Мать попыталась улыбнуться, но всхлипнула, поднялась и вышла.

— Мы с ней поженились в ссылке, — тихо проговорил отец. — Поехала за мной в Сибирь. Вот и вспомнила.

— Чего я натворил! — искренне огорчился гость. — Словно бес за язык дернул. Ведь надо же!

Я понимал слезы матери иначе, чем объяснил отец. Слова убийцы совпали со словами моего брата, и это не могло не кольнуть родителей. Отец и виду не показал, а мать не выдержала. Ведь брат мой тоже всех считал копеечниками. И такую же он обнаружил ненависть к революционным идеям, как и убийца. Было в этом некоторое сходство.

Отец вымолвил вдруг:

— Мы идем тесной кучкой по обрывистому и трудному пути, крепко взявшись за руки. Мы окружены со всех сторон врагами, и нам приходится почти всегда идти под их огнем. Мы соединились, по свободно принятому решению, именно для того, чтобы бороться с врагами и не оступаться в соседнее болото…

Я не знал, что это слова Ленина, сказанные еще до пятого года. Я думал, что слова эти принадлежат отцу, и железная романтика их поразила меня.

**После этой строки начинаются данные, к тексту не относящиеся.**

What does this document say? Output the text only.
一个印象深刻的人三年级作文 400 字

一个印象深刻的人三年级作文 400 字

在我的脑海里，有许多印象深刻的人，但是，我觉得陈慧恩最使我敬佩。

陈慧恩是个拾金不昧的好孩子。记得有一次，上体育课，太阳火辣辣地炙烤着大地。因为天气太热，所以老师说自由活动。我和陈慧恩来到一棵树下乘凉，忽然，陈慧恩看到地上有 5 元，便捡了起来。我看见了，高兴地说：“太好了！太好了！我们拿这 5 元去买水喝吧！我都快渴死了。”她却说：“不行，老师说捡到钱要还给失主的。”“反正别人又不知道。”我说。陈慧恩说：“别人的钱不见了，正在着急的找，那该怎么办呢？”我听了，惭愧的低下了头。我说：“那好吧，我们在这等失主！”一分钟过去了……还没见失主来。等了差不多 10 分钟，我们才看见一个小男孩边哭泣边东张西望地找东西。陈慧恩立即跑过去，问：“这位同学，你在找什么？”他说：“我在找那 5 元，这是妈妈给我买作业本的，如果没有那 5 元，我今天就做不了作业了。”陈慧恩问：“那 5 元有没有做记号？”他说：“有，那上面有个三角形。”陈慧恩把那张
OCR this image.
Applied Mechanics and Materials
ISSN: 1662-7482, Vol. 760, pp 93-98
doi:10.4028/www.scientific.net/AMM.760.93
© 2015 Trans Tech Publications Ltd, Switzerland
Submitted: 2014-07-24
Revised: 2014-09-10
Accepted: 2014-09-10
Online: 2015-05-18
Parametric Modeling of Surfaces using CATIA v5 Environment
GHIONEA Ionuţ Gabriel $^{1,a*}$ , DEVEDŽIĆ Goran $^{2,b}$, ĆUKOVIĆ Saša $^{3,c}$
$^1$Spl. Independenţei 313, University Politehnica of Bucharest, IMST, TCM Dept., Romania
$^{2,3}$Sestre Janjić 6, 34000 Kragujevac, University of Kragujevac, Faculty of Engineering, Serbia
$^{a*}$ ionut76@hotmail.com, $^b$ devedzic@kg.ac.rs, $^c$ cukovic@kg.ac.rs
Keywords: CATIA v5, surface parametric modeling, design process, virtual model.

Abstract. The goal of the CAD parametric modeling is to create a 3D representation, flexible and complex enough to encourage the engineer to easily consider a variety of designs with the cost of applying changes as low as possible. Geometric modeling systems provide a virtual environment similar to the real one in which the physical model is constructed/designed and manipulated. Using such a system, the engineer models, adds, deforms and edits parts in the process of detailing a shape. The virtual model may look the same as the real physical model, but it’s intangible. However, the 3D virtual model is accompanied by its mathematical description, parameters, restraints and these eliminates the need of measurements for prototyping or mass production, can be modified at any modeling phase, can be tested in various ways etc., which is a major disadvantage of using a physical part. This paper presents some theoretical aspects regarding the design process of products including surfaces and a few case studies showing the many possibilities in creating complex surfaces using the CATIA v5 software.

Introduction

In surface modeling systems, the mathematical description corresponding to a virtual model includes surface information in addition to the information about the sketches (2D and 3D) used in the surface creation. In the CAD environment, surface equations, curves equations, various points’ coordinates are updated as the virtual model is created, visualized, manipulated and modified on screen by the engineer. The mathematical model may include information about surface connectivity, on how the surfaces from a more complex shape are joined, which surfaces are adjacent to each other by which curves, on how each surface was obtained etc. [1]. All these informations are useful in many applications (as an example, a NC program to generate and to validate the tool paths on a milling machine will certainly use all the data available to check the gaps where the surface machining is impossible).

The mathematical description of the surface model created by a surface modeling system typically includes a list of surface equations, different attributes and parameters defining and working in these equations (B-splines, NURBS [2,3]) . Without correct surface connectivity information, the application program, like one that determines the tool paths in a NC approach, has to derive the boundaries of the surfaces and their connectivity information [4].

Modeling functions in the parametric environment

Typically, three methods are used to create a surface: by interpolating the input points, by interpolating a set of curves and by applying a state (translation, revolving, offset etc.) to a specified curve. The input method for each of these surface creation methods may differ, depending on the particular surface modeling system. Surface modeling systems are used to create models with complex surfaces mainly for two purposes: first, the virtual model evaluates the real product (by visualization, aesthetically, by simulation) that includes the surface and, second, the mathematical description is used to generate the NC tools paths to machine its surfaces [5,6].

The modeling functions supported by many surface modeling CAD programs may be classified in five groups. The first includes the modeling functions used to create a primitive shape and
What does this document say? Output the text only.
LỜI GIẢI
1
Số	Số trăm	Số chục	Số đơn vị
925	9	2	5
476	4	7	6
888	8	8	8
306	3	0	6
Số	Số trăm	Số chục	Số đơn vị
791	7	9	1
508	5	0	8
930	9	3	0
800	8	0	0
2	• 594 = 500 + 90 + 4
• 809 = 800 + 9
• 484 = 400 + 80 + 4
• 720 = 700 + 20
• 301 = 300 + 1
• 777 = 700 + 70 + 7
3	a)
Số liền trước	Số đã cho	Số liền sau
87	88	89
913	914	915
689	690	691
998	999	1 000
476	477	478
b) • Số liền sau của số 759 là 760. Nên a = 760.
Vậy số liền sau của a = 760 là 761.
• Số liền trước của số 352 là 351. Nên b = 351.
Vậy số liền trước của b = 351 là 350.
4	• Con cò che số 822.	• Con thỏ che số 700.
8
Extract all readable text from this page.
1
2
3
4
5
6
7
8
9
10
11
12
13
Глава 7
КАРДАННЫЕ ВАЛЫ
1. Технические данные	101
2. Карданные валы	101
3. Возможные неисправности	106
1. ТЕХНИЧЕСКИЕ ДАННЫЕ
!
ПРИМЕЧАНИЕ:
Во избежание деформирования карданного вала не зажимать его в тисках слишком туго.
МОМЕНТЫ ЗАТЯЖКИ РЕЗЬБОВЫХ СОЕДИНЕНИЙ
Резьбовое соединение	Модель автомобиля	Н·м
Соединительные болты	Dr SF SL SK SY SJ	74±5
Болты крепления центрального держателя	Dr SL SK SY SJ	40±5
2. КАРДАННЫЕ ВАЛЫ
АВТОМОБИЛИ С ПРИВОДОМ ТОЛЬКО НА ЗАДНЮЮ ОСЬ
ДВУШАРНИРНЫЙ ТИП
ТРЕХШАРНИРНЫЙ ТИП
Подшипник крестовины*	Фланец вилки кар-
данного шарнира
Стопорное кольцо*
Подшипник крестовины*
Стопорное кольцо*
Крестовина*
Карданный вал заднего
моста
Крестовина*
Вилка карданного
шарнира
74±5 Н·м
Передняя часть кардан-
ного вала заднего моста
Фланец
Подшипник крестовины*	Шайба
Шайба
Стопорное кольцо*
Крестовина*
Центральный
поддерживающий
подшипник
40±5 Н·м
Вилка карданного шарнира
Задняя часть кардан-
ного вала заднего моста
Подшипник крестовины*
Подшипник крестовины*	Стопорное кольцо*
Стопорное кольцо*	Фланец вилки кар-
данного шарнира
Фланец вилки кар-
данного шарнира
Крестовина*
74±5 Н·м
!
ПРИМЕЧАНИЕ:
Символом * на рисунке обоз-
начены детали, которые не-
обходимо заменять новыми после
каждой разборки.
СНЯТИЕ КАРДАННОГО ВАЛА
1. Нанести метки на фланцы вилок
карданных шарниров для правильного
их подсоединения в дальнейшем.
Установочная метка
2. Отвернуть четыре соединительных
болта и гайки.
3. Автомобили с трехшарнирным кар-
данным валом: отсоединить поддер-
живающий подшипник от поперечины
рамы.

На следующий день отец отправился на суд, очень почему-то веселый. Улыбался, поцеловал, уходя, и меня, и мою мать. Было непонятно, что такое творится с ним. Он никогда не умел работать по-ремесленному, только для денег, ему это было противно; дело благонадежнейшего чиновника, которому революция была так же противопоказана, как городовому, тяготило его, и вдруг — такая веселость, такая легкая молодая походка! Откуда это?

На суде все разъяснилось. Когда отцу было предоставлено слово, он поднялся и начал свою речь так:

— Странно мне защищать подсудимого. Ведь каждому здравомыслящему человеку ясно, что этот отъявленный черносотенец никак не мог хранить и распространять революционную литературу…

И пошел, пошел папа мой прославлять чиновничка как образцово-показательного реакционера, болотного беса, такого же лютого врага свободы, как любой пристав или околоточный.

— До чего же дошел страх властей предержащих, если такого благоразумнейшего монархиста арестовывают и сажают на скамью подсудимых! — воскликнул отец в конце речи. — Страх, впрочем, законный, потому что революция победит, народ крепнет и мужает в испытаниях, и скоро, скоро придет желанный день, когда свергнут будет неправедный режим и вы, судьи, сядете на скамью подсудимых!..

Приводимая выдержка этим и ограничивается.